On Sun, Oct 1, 2017 at 12:57 AM, Christoph Hellwig <hch(a)lst.de> wrote:
While this looks like a really nice cleanup of the code and removes
nasty race conditions I'd like to understand the tradeoffs.
This now requires every dax device that is used with a file system
to have a struct page backing, which means not only means we'd
break existing setups, but also a sharp turn from previous policy.
Unless I misremember it was you Intel guys that heavily pushed for
the page-less version, so I'd like to understand why you've changed
Sure, here's a quick recap of the story so far of how we got here:
* In support of page-less I/O operations envisioned by Matthew I
introduced pfn_t as a proposal for converting the block layer and
other sub-systems to use pfns instead of pages . You helped out on
that patch set with some work on the DMA api. 

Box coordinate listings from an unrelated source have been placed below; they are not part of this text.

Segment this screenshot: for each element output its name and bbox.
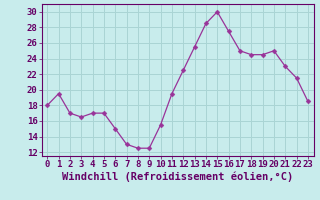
X-axis label: Windchill (Refroidissement éolien,°C): Windchill (Refroidissement éolien,°C) bbox=[62, 172, 293, 182]
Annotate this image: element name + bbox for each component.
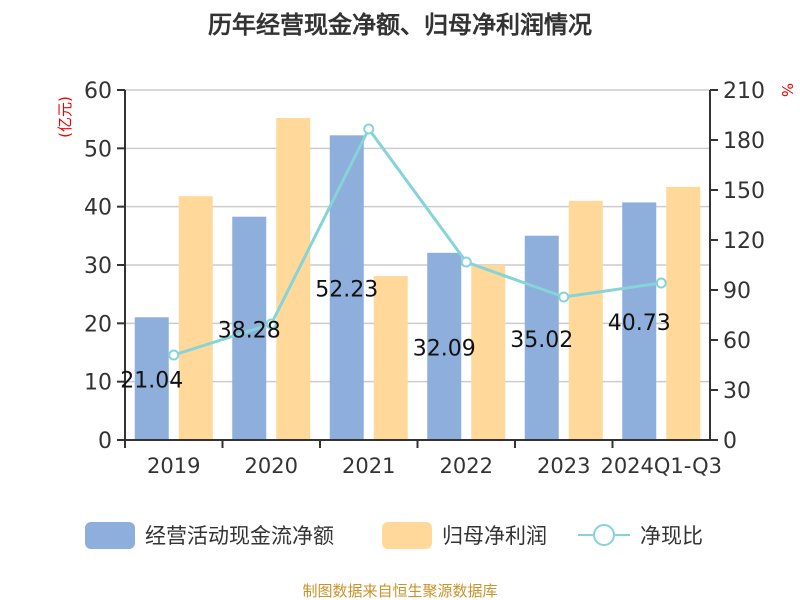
cashflow-bar (427, 252, 462, 440)
x-tick-label: 2020 (245, 454, 298, 478)
right-tick-label: 120 (723, 229, 765, 254)
right-tick-label: 180 (723, 129, 765, 154)
legend-swatch-cashflow[interactable] (85, 522, 135, 549)
legend-label-cashflow[interactable]: 经营活动现金流净额 (145, 524, 334, 548)
legend-swatch-profit[interactable] (382, 522, 432, 549)
legend-circle-icon[interactable] (593, 524, 615, 546)
left-axis-label: (亿元) (56, 96, 74, 138)
cashflow-data-label: 21.04 (120, 369, 183, 394)
right-tick-label: 210 (723, 79, 765, 104)
cashflow-bar (524, 235, 559, 440)
x-tick-label: 2024Q1-Q3 (600, 454, 722, 478)
profit-bar (666, 186, 701, 440)
cashflow-data-label: 40.73 (608, 311, 671, 336)
legend-label-profit[interactable]: 归母净利润 (442, 524, 547, 548)
left-tick-label: 0 (98, 429, 112, 454)
left-tick-label: 10 (84, 371, 112, 396)
ratio-point (655, 277, 667, 289)
x-tick-label: 2022 (440, 454, 493, 478)
ratio-point (265, 318, 277, 330)
right-tick-label: 60 (723, 329, 751, 354)
left-tick-label: 30 (84, 254, 112, 279)
cashflow-data-label: 32.09 (413, 336, 476, 361)
profit-bar (568, 200, 603, 440)
legend-label-ratio[interactable]: 净现比 (640, 524, 703, 548)
left-tick-label: 60 (84, 79, 112, 104)
x-tick-label: 2021 (342, 454, 395, 478)
ratio-point (460, 256, 472, 268)
profit-bar (471, 265, 506, 440)
cashflow-data-label: 38.28 (218, 318, 281, 343)
left-tick-label: 40 (84, 196, 112, 221)
right-tick-label: 150 (723, 179, 765, 204)
left-tick-label: 20 (84, 312, 112, 337)
ratio-line (173, 126, 662, 357)
chart-title: 历年经营现金净额、归母净利润情况 (208, 11, 592, 39)
legend: 经营活动现金流净额 归母净利润 净现比 (85, 522, 703, 549)
footer-source: 制图数据来自恒生聚源数据库 (302, 582, 497, 600)
x-tick-label: 2019 (147, 454, 200, 478)
ratio-point (558, 291, 570, 303)
right-tick-label: 30 (723, 379, 751, 404)
cashflow-data-label: 52.23 (315, 278, 378, 303)
right-tick-label: 90 (723, 279, 751, 304)
cashflow-bar (622, 202, 657, 440)
profit-bar (178, 196, 213, 440)
cashflow-data-label: 35.02 (510, 328, 573, 353)
cashflow-bar (134, 317, 169, 440)
ratio-point (363, 123, 375, 135)
x-tick-label: 2023 (537, 454, 590, 478)
right-axis-label: % (778, 83, 796, 97)
right-tick-label: 0 (723, 429, 737, 454)
cashflow-bar (329, 135, 364, 440)
left-tick-label: 50 (84, 137, 112, 162)
ratio-point (168, 349, 180, 361)
profit-bar (373, 276, 408, 440)
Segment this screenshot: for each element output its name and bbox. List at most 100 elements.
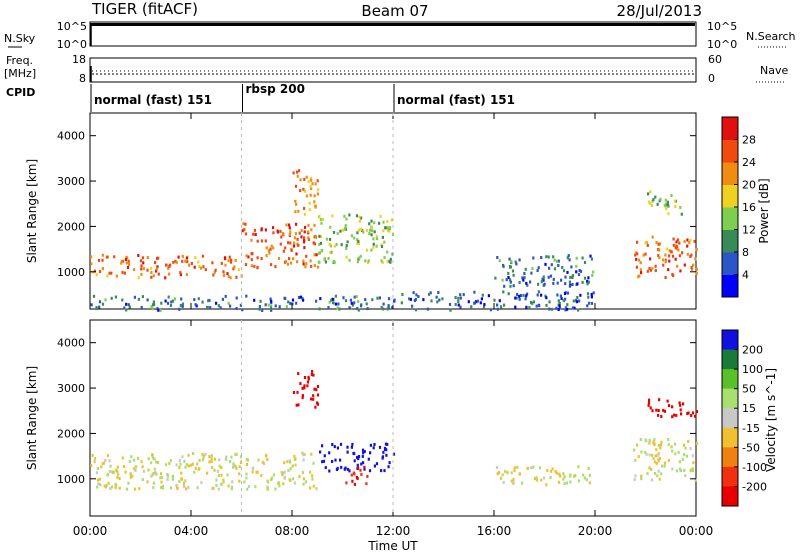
data-cell [201, 300, 204, 304]
data-cell [230, 258, 233, 262]
data-cell [579, 293, 582, 297]
data-cell [685, 454, 688, 458]
data-cell [139, 259, 143, 263]
data-cell [660, 443, 663, 447]
data-cell [303, 453, 306, 457]
data-cell [123, 306, 126, 310]
data-cell [550, 263, 553, 267]
data-cell [201, 458, 204, 462]
data-cell [356, 241, 359, 245]
data-cell [512, 481, 515, 485]
data-cell [269, 297, 272, 301]
data-cell [164, 299, 167, 303]
data-cell [312, 373, 315, 377]
data-cell [157, 461, 160, 464]
data-cell [166, 301, 170, 305]
data-cell [160, 485, 163, 489]
data-cell [654, 195, 657, 199]
data-cell [289, 241, 292, 245]
data-cell [498, 259, 501, 263]
data-cell [274, 487, 277, 491]
colorbar-tick-label: 15 [742, 402, 756, 415]
data-cell [691, 454, 694, 458]
data-cell [549, 274, 552, 278]
data-cell [530, 271, 533, 275]
data-cell [387, 304, 390, 308]
data-cell [121, 298, 124, 302]
data-cell [348, 258, 351, 262]
data-cell [102, 461, 106, 465]
data-cell [142, 469, 145, 473]
data-cell [222, 478, 225, 482]
data-cell [266, 485, 269, 489]
data-cell [313, 200, 316, 204]
data-cell [305, 175, 308, 179]
data-cell [564, 297, 567, 301]
data-cell [309, 486, 312, 490]
data-cell [307, 180, 310, 184]
data-cell [367, 457, 370, 461]
data-cell [146, 298, 149, 302]
data-cell [409, 297, 412, 301]
data-cell [557, 259, 560, 263]
data-cell [648, 466, 651, 470]
data-cell [663, 204, 667, 208]
data-cell [220, 261, 223, 265]
data-cell [175, 260, 178, 264]
data-cell [529, 280, 532, 284]
data-cell [639, 438, 642, 441]
data-cell [293, 454, 296, 458]
data-cell [666, 200, 669, 204]
data-cell [217, 474, 220, 477]
data-cell [437, 291, 440, 294]
data-cell [556, 293, 559, 297]
data-cell [694, 414, 697, 418]
data-cell [307, 238, 310, 241]
data-cell [532, 256, 535, 260]
data-cell [664, 258, 667, 262]
data-cell [589, 254, 592, 258]
data-cell [257, 458, 260, 462]
data-cell [457, 296, 460, 300]
data-cell [436, 300, 439, 304]
data-cell [571, 276, 574, 280]
data-cell [192, 452, 195, 455]
data-cell [185, 273, 188, 277]
data-cell [365, 228, 369, 232]
data-cell [207, 299, 210, 303]
data-cell [457, 303, 460, 307]
data-cell [313, 242, 316, 246]
data-cell [518, 281, 521, 284]
data-cell [241, 308, 244, 312]
data-cell [563, 475, 566, 479]
data-cell [121, 259, 125, 263]
data-cell [547, 255, 550, 259]
data-cell [193, 470, 196, 474]
data-cell [108, 470, 112, 473]
data-cell [542, 275, 545, 279]
data-cell [184, 479, 187, 483]
data-cell [152, 300, 155, 304]
data-cell [587, 295, 590, 299]
colorbar-tick-label: 4 [742, 269, 749, 282]
data-cell [277, 257, 281, 260]
data-cell [109, 487, 112, 491]
data-cell [301, 471, 304, 475]
data-cell [557, 299, 560, 303]
data-cell [454, 303, 457, 306]
data-cell [429, 291, 432, 295]
data-cell [312, 394, 315, 398]
data-cell [502, 263, 505, 267]
data-cell [441, 297, 444, 301]
nave-tick-bottom: 0 [708, 72, 715, 85]
data-cell [636, 240, 639, 244]
data-cell [535, 478, 538, 482]
data-cell [93, 460, 96, 464]
data-cell [506, 471, 509, 475]
data-cell [287, 469, 290, 473]
data-cell [364, 298, 367, 302]
data-cell [214, 268, 217, 272]
data-cell [270, 244, 273, 248]
data-cell [648, 267, 651, 270]
data-cell [171, 299, 175, 303]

* The DMA api conversion effort came to a halt when it came time to
touch sparc paths and DaveM said : "Generally speaking, I think
that all actual physical memory the kernel operates on should have a
struct page backing it."
* ZONE_DEVICE was created to solve the DMA problem and in developing /
testing that discovered plenty of proof for Dave's assertion (no fork,
no ptrace, etc). We should have made the switch to require struct page
at that point, but I was persuaded by the argument that changing the
dax policy may break existing assumptions, and that there were larger
issues to go solve at the time.
What changed recently was the discussions around what the dax mount
option means and the assertion that we can, in general, make some
policy changes on our way to removing the "experimental" designation
from filesystem-dax. It is clear that the page-less dax path remains
experimental with all the way it fails in several kernel paths, and
there has been no patches for several months to revive the effort.
Meanwhile the page-less path continues to generate maintenance
overhead. The recent gymnastics (new ->post_mmap file_operation) to
make sure ->vm_flags are safely manipulated when dynamically changing
the dax mode of a file was the final straw for me to pull the trigger
on this series.
In terms of what breaks by changing this policy it should be noted
that we automatically create pages for "legacy" pmem devices, and the
default for "ndctl create-namespace" is to allocate pages. I have yet
to see a bug report where someone was surprised by fork failing or
direct-I/O causing a SIGBUS. So, I think the defaults are working, it
is unlikely that there are environments dependent on page-less
That said, I now recall that dax also replaced xip for some setups. I
think we have a couple options here: let embedded configurations
override the page requirement since they can reasonably assert to not
care about the several broken general purpose paths that need pages,
or perhaps follow in the footsteps of what Nicolas is doing for cramfs
where he calls dax "overkill"  for his use case.